Hawkeye’s accuracy with a bow is legendary, with Jeremy Renner’s MCU version being able to take down moving targets from ludicrous distances, sometimes without even looking. In reality, archers must contend with what Gonsalves calls the ‘archer’s paradox’: the fact that when an archer shoots an arrow it is moving in three different directions at once. “It is spinning, it is moving forward and it’s also going through the air like a fish, wriggling back and forth,” she says.
To tame that movement, archers must consider various factors that can influence the direction of an arrow – distance, the wind, what hand they’re shooting from.

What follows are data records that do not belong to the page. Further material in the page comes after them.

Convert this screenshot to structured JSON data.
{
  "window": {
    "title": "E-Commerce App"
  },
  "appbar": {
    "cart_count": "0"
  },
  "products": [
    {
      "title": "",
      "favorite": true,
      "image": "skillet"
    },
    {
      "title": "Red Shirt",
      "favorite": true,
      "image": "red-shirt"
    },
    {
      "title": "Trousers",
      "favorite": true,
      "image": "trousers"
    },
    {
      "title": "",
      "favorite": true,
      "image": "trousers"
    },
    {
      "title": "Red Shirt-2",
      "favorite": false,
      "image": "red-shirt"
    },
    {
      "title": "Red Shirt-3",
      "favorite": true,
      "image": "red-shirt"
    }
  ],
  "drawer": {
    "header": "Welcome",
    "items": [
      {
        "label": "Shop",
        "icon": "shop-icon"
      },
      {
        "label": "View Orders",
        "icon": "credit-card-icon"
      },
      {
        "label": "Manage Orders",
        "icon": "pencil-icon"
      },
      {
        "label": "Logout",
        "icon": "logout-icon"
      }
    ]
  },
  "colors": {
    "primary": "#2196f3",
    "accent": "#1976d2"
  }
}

But most all, says Gonsalves, they must go against their instinct.
“If you’re shooting an Olympic target, you want to point your arrow at the middle, right? But the arrow is going to go up or down depending how close or how far away you are.
“Think of a target as a clock. If I’m 20 feet away, I’m not going to aim at the yellow. I’m going to be aiming at around the 5 area, because if I aim at the middle, I’m going to hit the 10 area. The arrow’s going to travel up because I’m so close – it doesn’t have time to finish its travel. But if I’m farther away, I have to aim a little bit higher. There’s a lot of different factors that go into a shot.”
Gonsalves is able shoot a bow in such a way that the arrow curves around an object and hits her target, but even she balks at some of the trick shots pulled off by Hawkeye. Not least the feat of him shooting three arrows at once and having each one hit their target.
“Physics says no,” she says. “When you have three arrows, instead of the string going into a single point, it’s now going into multiple points. The top and the bottom arrows are ahead of the centre one, which means when you shoot, the string is going to push the top one down and the bottom one up.
“You’re also taking away momentum from all three of those arrows because if you’re using, say, a 40-pound bow then that is now being dispersed between three projectiles instead of one.”
And finally, a quick note on Jeremy Renner’s overall form, which Gonsalves says “sucks”. This is because, according the Gonslaves, Renner was trained in the Olympic style of archery, which favours slower, more open and less dynamic movements.
“Those are 40- to 45-pound bows,” she says, “the target is 60 metres away. Not that I’m saying it’s easy, but they have sights. They have all this assistance. So, trying to take someone who’s supposed to be a vigilante and getting them to shoot like an Olympian is completely ridiculous. No offence to Olympians, but what do they know about that sort of [fast, dynamic] movement? What does an Olympian know about being an assassin?”
Instead, she says, Renner should have been trained by an instinctive hunter. “When it comes to archery on film, we need to make it dynamic and exciting with a lot of movement. And that’s instinctive hunting.
“The dynamic movement is the draw… If you’re going to hold the bow out like [an Olympian], reach for the arrow slowly, then draw and shoot – well, if you’re a deer, you’re gone.”
About our expert, Patricia Gonsalves
With over 30 years of experience and training, Patricia specializes in ancient and traditional archery weapons, tools, and techniques. She now teaches these skills to students at her own archery school, Lykopis Archery. In addition to passing along her knowledge to the next generation of traditional archers, Patricia also promotes accurate Hollywood portrayals of archers in her role as archery consultant for the popular television series Arrow, as well as other shows.